3. Não sendo essa a interpretação, teríamos que admitir que a expressão
"importar fraudulentamente" constante no inciso IIII é redundante e,
portanto, dispensável, na medida em que o caput do artigo 334 já prevê
a conduta de iludir o pagamento de imposto pela entrada de mercadoria.
4. O tipo penal do descaminho, além de resguardar a atividade arrecadatória
do Estado, visa a preservar a função administrativa do comércio aduaneiro.
5. Materialidade comprovada. Representação Fiscal para Fins Penais Processo
nº 15771.720271/2012-73; Auto de Infração e Termo de Apreensão e Guarda
Fiscal nº 081900/09046/11; Declaração de Importação nº 11/1395296-4;
Fatura Comercial INVOICE nº FA20110606/1 e nº FA20110606/2.
6. Autoria demonstrada pelas provas documental e testemunhal, corroboradas
pela confissão judicial dos réus.
7. Pena-base mantida no mínimo legal.
8. O "intricado esquema executado pelos acusados para fraudar o controle
aduaneiro e, com isso, possibilitar a prática do crime de descaminho"
integra o próprio tipo penal, na medida em que, sem a sua prática, não
estaria caracterizada a importação fraudulenta, núcleo da figura equiparada
prevista no artigo 334, parágrafo 1º, inciso III, do Código Penal.
9. Os valores dos equipamentos importados de modo fraudulento não extrapolam
ao ordinário, a fim de justificar a exasperação da pena-base.
10. Concurso formal próprio configurado. Ausência de desígnios autônomos.

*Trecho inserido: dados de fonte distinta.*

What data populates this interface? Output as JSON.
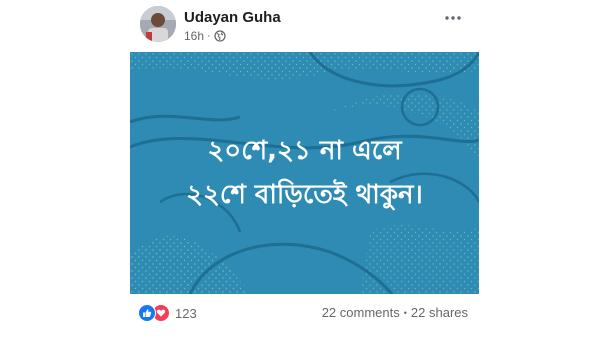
{
  "post": {
    "author": "Udayan Guha",
    "time": "16h",
    "separator": "·",
    "privacy_icon": "globe-icon",
    "more_icon": "ellipsis-icon",
    "image_text": {
      "line1": "২০শে,২১ না এলে",
      "line2": "২২শে বাড়িতেই থাকুন।"
    },
    "image_bg_color": "#2e8bb3",
    "reactions": {
      "icons": [
        "like-icon",
        "love-icon"
      ],
      "count": "123",
      "comments": "22 comments",
      "dot": "•",
      "shares": "22 shares"
    }
  }
}
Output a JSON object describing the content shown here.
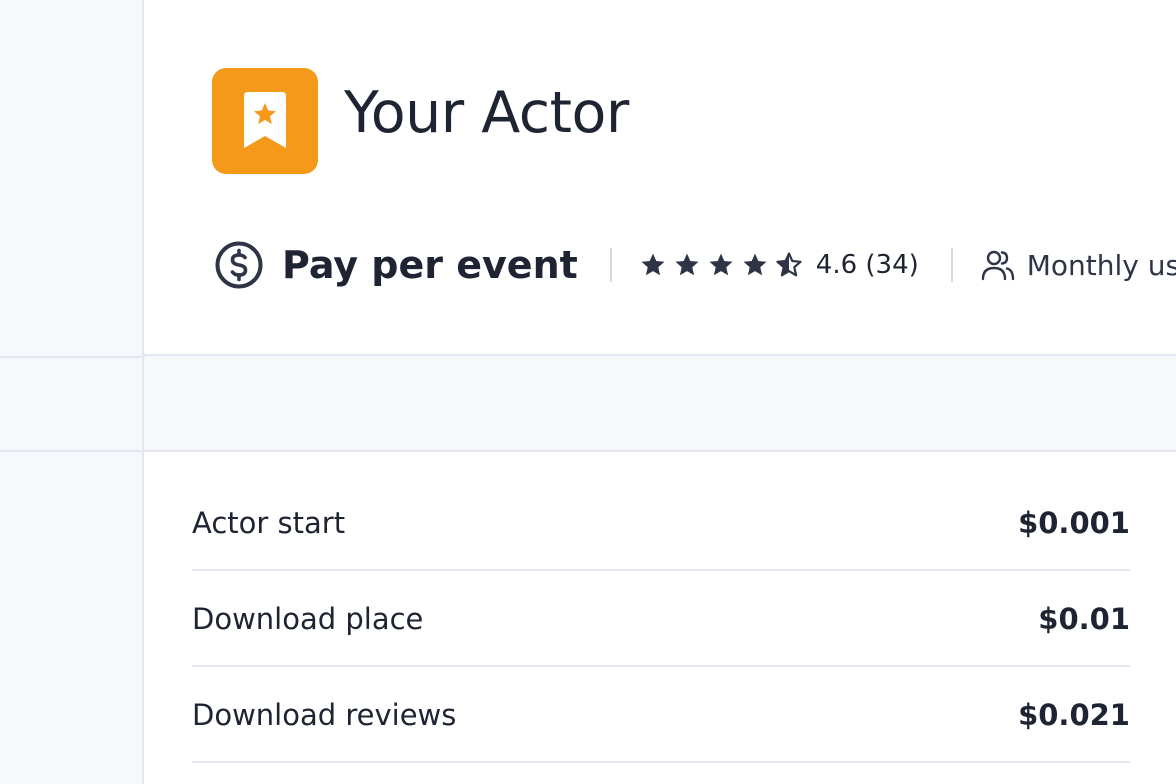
{
  "actor": {
    "title": "Your Actor",
    "icon": "bookmark-star-icon",
    "icon_color": "#f4991a"
  },
  "meta": {
    "pricing_icon": "dollar-circle-icon",
    "pricing_model": "Pay per event",
    "rating_stars": 4.6,
    "rating_text": "4.6 (34)",
    "users_icon": "users-icon",
    "users_label": "Monthly users"
  },
  "pricing_events": [
    {
      "name": "Actor start",
      "price": "$0.001"
    },
    {
      "name": "Download place",
      "price": "$0.01"
    },
    {
      "name": "Download reviews",
      "price": "$0.021"
    }
  ]
}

11. Nada obstante os processos de importação fraudulenta terem sido
diferentes - na adição 1, nacionalização definitiva por interposta pessoa
e na adição 2, admissão temporária por interposta pessoa -, não se pode
afirmar que os réus agiram com desígnios autônomos. A vontade dos acusados
consistiu na aquisição definitiva de equipamentos mediante a importação
fraudulenta. O fato de terem utilizado mecanismos diferentes de fraude não
significa que tiveram a vontade de realizar dois crimes de descaminho.

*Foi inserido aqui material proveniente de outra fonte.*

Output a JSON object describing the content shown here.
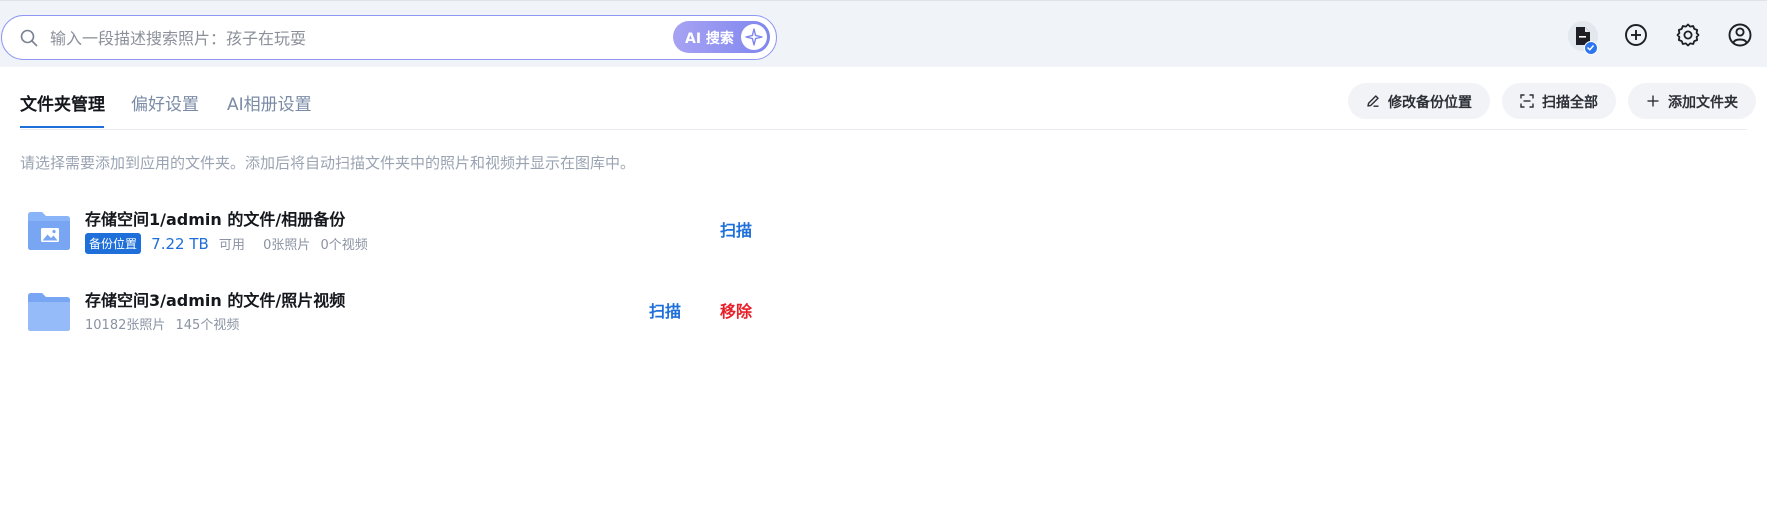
{
  "search": {
    "placeholder": "输入一段描述搜索照片：孩子在玩耍",
    "value": "",
    "ai_button_label": "AI 搜索"
  },
  "header_icons": [
    "document-sync-icon",
    "add-circle-icon",
    "gear-icon",
    "user-circle-icon"
  ],
  "tabs": [
    {
      "label": "文件夹管理",
      "active": true
    },
    {
      "label": "偏好设置",
      "active": false
    },
    {
      "label": "AI相册设置",
      "active": false
    }
  ],
  "actions": {
    "edit_backup": "修改备份位置",
    "scan_all": "扫描全部",
    "add_folder": "添加文件夹"
  },
  "description": "请选择需要添加到应用的文件夹。添加后将自动扫描文件夹中的照片和视频并显示在图库中。",
  "folders": [
    {
      "name": "存储空间1/admin 的文件/相册备份",
      "badge": "备份位置",
      "capacity": "7.22 TB",
      "available_label": "可用",
      "photos": "0张照片",
      "videos": "0个视频",
      "scan_label": "扫描"
    },
    {
      "name": "存储空间3/admin 的文件/照片视频",
      "photos": "10182张照片",
      "videos": "145个视频",
      "scan_label": "扫描",
      "remove_label": "移除"
    }
  ],
  "colors": {
    "accent": "#1e6fd9",
    "danger": "#e8202a",
    "folder": "#8ab4f8",
    "topbar_bg": "#f0f3f8"
  }
}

12. Valor da prestação pecuniário majorado. A pena pecuniária substitutiva
da pena privativa de liberdade deve ser fixada de maneira a garantir a
proporcionalidade entre a reprimenda substituída e as condições econômicas
do condenado.
13. Afastada a condenação ao pagamento de 20 (vinte) dias-multa, tendo em
vista que o crime de descaminho não prevê a pena de multa no seu preceito
secundário.
14. Comporta acolhida o requerimento de execução provisória da pena,
formulado pela Procuradoria Regional da República em seu parecer. Conforme
já deliberado no âmbito desta C. Décima Primeira Turma por ocasião da
apreciação de questão de ordem por mim suscitada nos autos da Ação
Penal nº 0005715-36.2010.4.03.6181 (em complementação a embargos de
declaração contidos nos mesmos autos), de maneira a conciliar (i) a
nova interpretação dada pelo E. STF quanto à abrangência do princípio
da presunção de não-culpabilidade e suas decorrências, e (ii) o teor
do art. 283 do Código de Processo Penal (que veda o cumprimento de pena
privativa de liberdade cominada ao réu até que tenha transitado em julgado
decisão condenatória) - cuja inconstitucionalidade não foi declarada pela
Corte Suprema -, é possível executar penas outras que não as privativas
de liberdade após condenação do réu (ou manutenção de condenação)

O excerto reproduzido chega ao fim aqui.